Cette question n'était pas l'objet du rapport, qui se concentrait sur l'énergie nucléaire. Il existe cependant de nombreuses études, dont notamment Perspectives énergétiques 2050+, qui indiquent qu'en 2050 nous pourrons en principe couvrir nos besoins en électricité sans nouvelle centrale nucléaire. Pour être honnêtes, il faut toutefois préciser que très peu d'études tiennent actuellement compte de l'option de nouvelles centrales nucléaires puisque leur construction est interdite par la législation en vigueur. Les études qui intègrent les centrales nucléaires, comme NEA Nuclear Energy Agency, 2022 ou Darudi et al 2025, parviennent à des résultats différents selon les hypothèses retenues, par exemple quant au coût d'une nouvelle centrale nucléaire, aux possibilités d'importation ou aux futurs prix de l'électricité. Ces hypothèses ne sont hélas pas toujours présentées de manière transparente dans les études.

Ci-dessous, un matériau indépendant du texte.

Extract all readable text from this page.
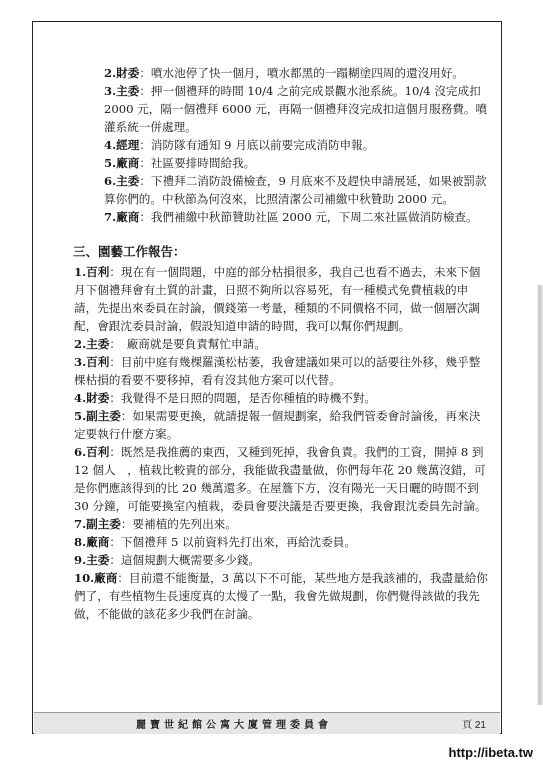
2.財委：噴水池停了快一個月，噴水都黑的一蹋糊塗四周的還沒用好。

3.主委：押一個禮拜的時間 10/4 之前完成景觀水池系統。10/4 沒完成扣 2000 元，隔一個禮拜 6000 元，再隔一個禮拜沒完成扣這個月服務費。噴灌系統一併處理。

4.經理：消防隊有通知 9 月底以前要完成消防申報。

5.廠商：社區要排時間給我。

6.主委：下禮拜二消防設備檢查，9 月底來不及趕快申請展延，如果被罰款算你們的。中秋節為何沒來，比照清潔公司補繳中秋贊助 2000 元。

7.廠商：我們補繳中秋節贊助社區 2000 元，下周二來社區做消防檢查。

三、園藝工作報告：

1.百利：現在有一個問題，中庭的部分枯損很多，我自己也看不過去，未來下個月下個禮拜會有土質的計畫，日照不夠所以容易死，有一種模式免費植栽的申請，先提出來委員在討論，價錢第一考量，種類的不同價格不同，做一個層次調配，會跟沈委員討論，假設知道申請的時間，我可以幫你們規劃。

2.主委：　廠商就是要負責幫忙申請。

3.百利：目前中庭有幾棵羅漢松枯萎，我會建議如果可以的話要往外移，幾乎整棵枯損的看要不要移掉，看有沒其他方案可以代替。

4.財委：我覺得不是日照的問題，是否你種植的時機不對。

5.副主委：如果需要更換，就請提報一個規劃案，給我們管委會討論後，再來決定要執行什麼方案。

6.百利：既然是我推薦的東西，又種到死掉，我會負責。我們的工資，開掉 8 到 12 個人　，植栽比較貴的部分，我能做我盡量做，你們每年花 20 幾萬沒錯，可是你們應該得到的比 20 幾萬還多。在屋簷下方，沒有陽光一天日曬的時間不到 30 分鐘，可能要換室內植栽，委員會要決議是否要更換，我會跟沈委員先討論。

7.副主委：要補植的先列出來。

8.廠商：下個禮拜 5 以前資料先打出來，再給沈委員。

9.主委：這個規劃大概需要多少錢。

10.廠商：目前還不能衡量，3 萬以下不可能，某些地方是我該補的，我盡量給你們了，有些植物生長速度真的太慢了一點，我會先做規劃，你們覺得該做的我先做，不能做的該花多少我們在討論。

麗寶世紀館公寓大廈管理委員會	頁 21
http://ibeta.tw
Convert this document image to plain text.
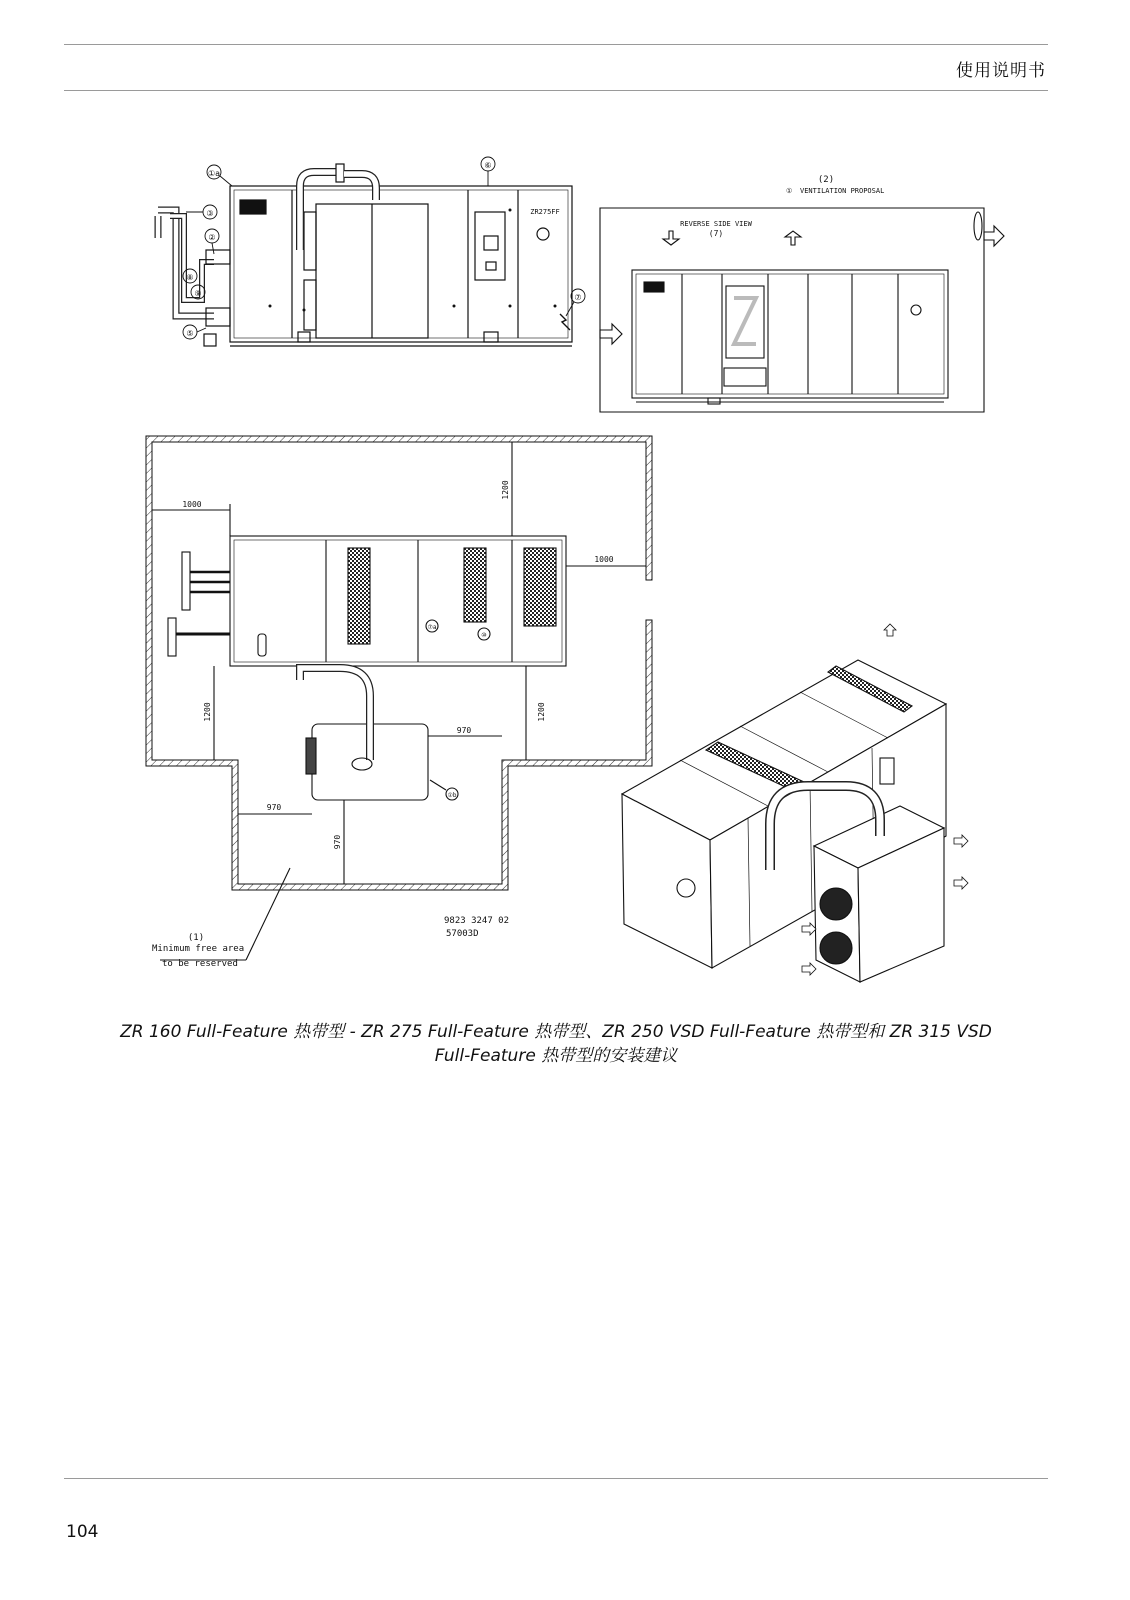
使用说明书
①a
⑥
③
②
⑧
⑨
⑤
⑦
ZR275FF
(2)
① VENTILATION PROPOSAL
REVERSE SIDE VIEW
(7)
1000
1200
1000
1200	1200
970
970
970
⑦a
⑩
①b
(1)
Minimum free area
to be reserved
9823 3247 02
57003D
ZR 160 Full-Feature 热带型 - ZR 275 Full-Feature 热带型、ZR 250 VSD Full-Feature 热带型和 ZR 315 VSD
Full-Feature 热带型的安装建议
104
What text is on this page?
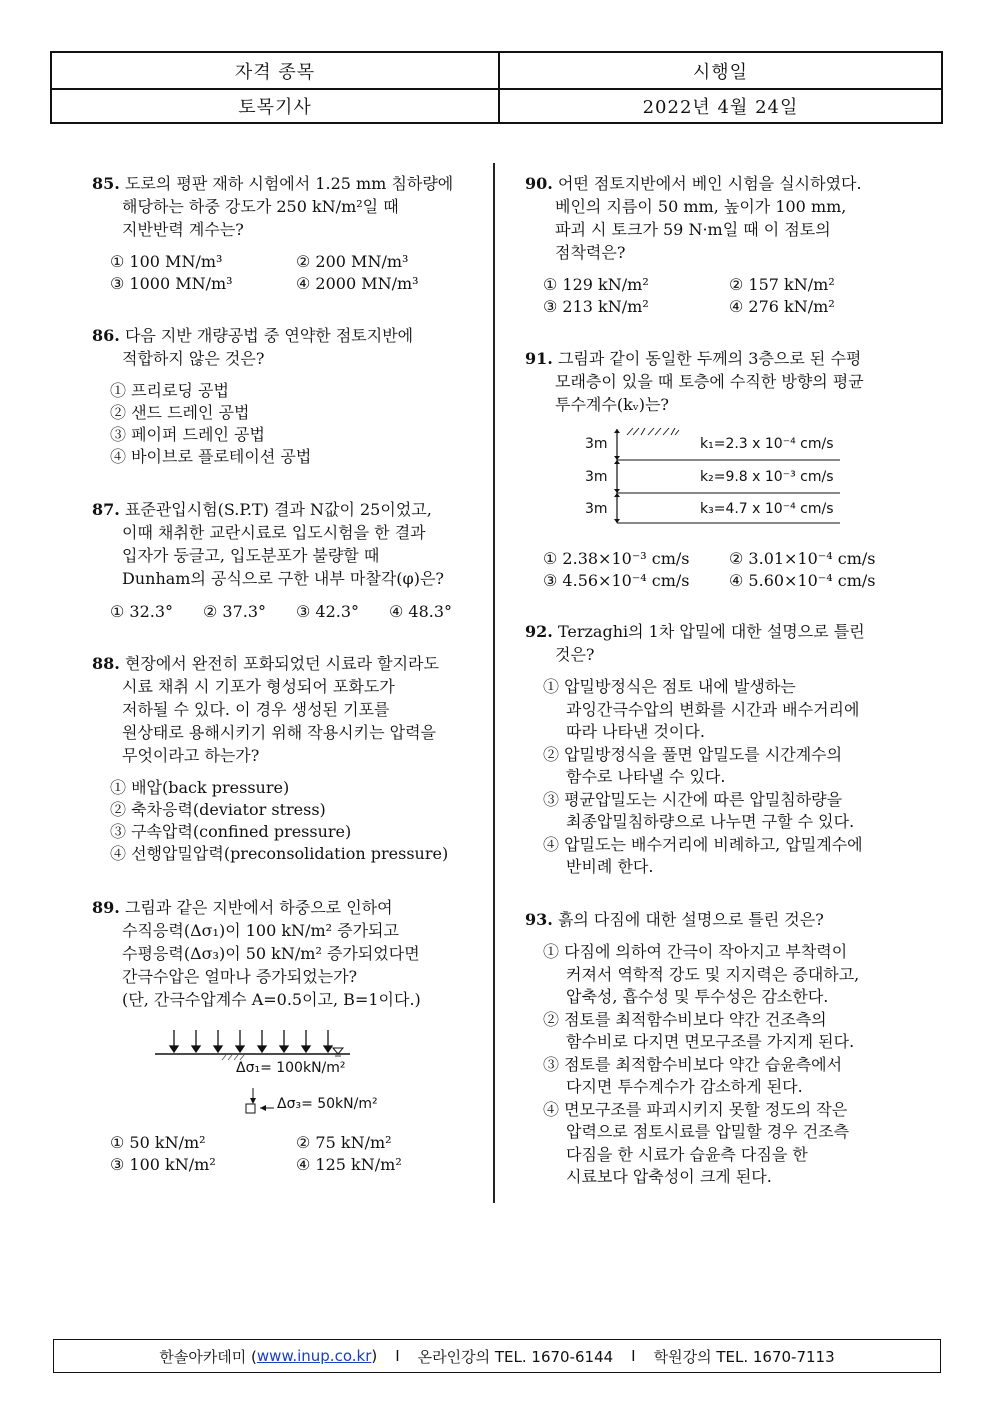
자격 종목	시행일
토목기사	2022년 4월 24일
85. 도로의 평판 재하 시험에서 1.25 mm 침하량에
해당하는 하중 강도가 250 kN/m²일 때
지반반력 계수는?
① 100 MN/m³	② 200 MN/m³
③ 1000 MN/m³	④ 2000 MN/m³
86. 다음 지반 개량공법 중 연약한 점토지반에
적합하지 않은 것은?
① 프리로딩 공법
② 샌드 드레인 공법
③ 페이퍼 드레인 공법
④ 바이브로 플로테이션 공법
87. 표준관입시험(S.P.T) 결과 N값이 25이었고,
이때 채취한 교란시료로 입도시험을 한 결과
입자가 둥글고, 입도분포가 불량할 때
Dunham의 공식으로 구한 내부 마찰각(φ)은?
① 32.3°	② 37.3°	③ 42.3°	④ 48.3°
88. 현장에서 완전히 포화되었던 시료라 할지라도
시료 채취 시 기포가 형성되어 포화도가
저하될 수 있다. 이 경우 생성된 기포를
원상태로 용해시키기 위해 작용시키는 압력을
무엇이라고 하는가?
① 배압(back pressure)
② 축차응력(deviator stress)
③ 구속압력(confined pressure)
④ 선행압밀압력(preconsolidation pressure)
89. 그림과 같은 지반에서 하중으로 인하여
수직응력(Δσ₁)이 100 kN/m² 증가되고
수평응력(Δσ₃)이 50 kN/m² 증가되었다면
간극수압은 얼마나 증가되었는가?
(단, 간극수압계수 A=0.5이고, B=1이다.)
Δσ₁= 100kN/m²
Δσ₃= 50kN/m²
① 50 kN/m²	② 75 kN/m²
③ 100 kN/m²	④ 125 kN/m²
90. 어떤 점토지반에서 베인 시험을 실시하였다.
베인의 지름이 50 mm, 높이가 100 mm,
파괴 시 토크가 59 N·m일 때 이 점토의
점착력은?
① 129 kN/m²	② 157 kN/m²
③ 213 kN/m²	④ 276 kN/m²
91. 그림과 같이 동일한 두께의 3층으로 된 수평
모래층이 있을 때 토층에 수직한 방향의 평균
투수계수(kᵥ)는?
3m
3m
3m
k₁=2.3 x 10⁻⁴ cm/s
k₂=9.8 x 10⁻³ cm/s
k₃=4.7 x 10⁻⁴ cm/s
① 2.38×10⁻³ cm/s	② 3.01×10⁻⁴ cm/s
③ 4.56×10⁻⁴ cm/s	④ 5.60×10⁻⁴ cm/s
92. Terzaghi의 1차 압밀에 대한 설명으로 틀린
것은?
① 압밀방정식은 점토 내에 발생하는
과잉간극수압의 변화를 시간과 배수거리에
따라 나타낸 것이다.
② 압밀방정식을 풀면 압밀도를 시간계수의
함수로 나타낼 수 있다.
③ 평균압밀도는 시간에 따른 압밀침하량을
최종압밀침하량으로 나누면 구할 수 있다.
④ 압밀도는 배수거리에 비례하고, 압밀계수에
반비례 한다.
93. 흙의 다짐에 대한 설명으로 틀린 것은?
① 다짐에 의하여 간극이 작아지고 부착력이
커져서 역학적 강도 및 지지력은 증대하고,
압축성, 흡수성 및 투수성은 감소한다.
② 점토를 최적함수비보다 약간 건조측의
함수비로 다지면 면모구조를 가지게 된다.
③ 점토를 최적함수비보다 약간 습윤측에서
다지면 투수계수가 감소하게 된다.
④ 면모구조를 파괴시키지 못할 정도의 작은
압력으로 점토시료를 압밀할 경우 건조측
다짐을 한 시료가 습윤측 다짐을 한
시료보다 압축성이 크게 된다.
한솔아카데미 ( www.inup.co.kr ) I 온라인강의 TEL. 1670-6144 I 학원강의 TEL. 1670-7113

La conclusion ou non d'un accord sur l'électricité avec l'UE joue évidemment aussi un rôle central. Cet accord permettrait à la Suisse de rester partie intégrante d'un vaste système d'approvisionnement, capable de réagir à la demande croissante grâce à une multitude de technologies et de centrales électriques. À défaut, les grandes centrales nucléaires seraient notamment en difficulté, puisqu'il leur faudrait de nouvelles centrales de réserve pour faire face à des arrêts de fonctionnement impromptus.

Le rapport relève qu'une nouvelle centrale nucléaire ne pourrait pas être mise en service en Suisse avant 2050. Pourquoi l'énergie nucléaire est-elle dès lors prise en considération dans les discussions autour des objectifs de zéro émission nette ?

La stratégie énergétique n'intègre actuellement pas l'énergie nucléaire pour atteindre zéro émission nette en 2050. Les délais très longs jusqu'à l'éventuelle réalisation d'une centrale nucléaire montrent par ailleurs que, à court et moyen termes, nous devons tout mettre en œuvre pour développer fortement les énergies renouvelables. D'une façon générale, les centrales nucléaires peuvent néanmoins constituer une option pour un approvisionnement électrique neutre en carbone, même après 2050, à condition qu'une volonté politique existe et que la population soit prête à les cofinancer.

Par le biais de ce rapport, nous tenions à montrer quelles étapes et décisions seraient nécessaires pour mener éventuellement à la construction d'une nouvelle centrale nucléaire. Il s'agit d'un processus complexe, qui comprend diverses modifications de la législation, des autorisations et un financement. Plusieurs votations seront nécessaires et des recours sont possibles, de sorte qu'un projet de construction peut échouer à différentes phases. Il faudra également des acteurs économiques prêts à s'engager dans un tel projet, avec les risques en rapport. Compter sur une nouvelle centrale nucléaire serait donc s'exposer au risque d'une importante pénurie d'électricité.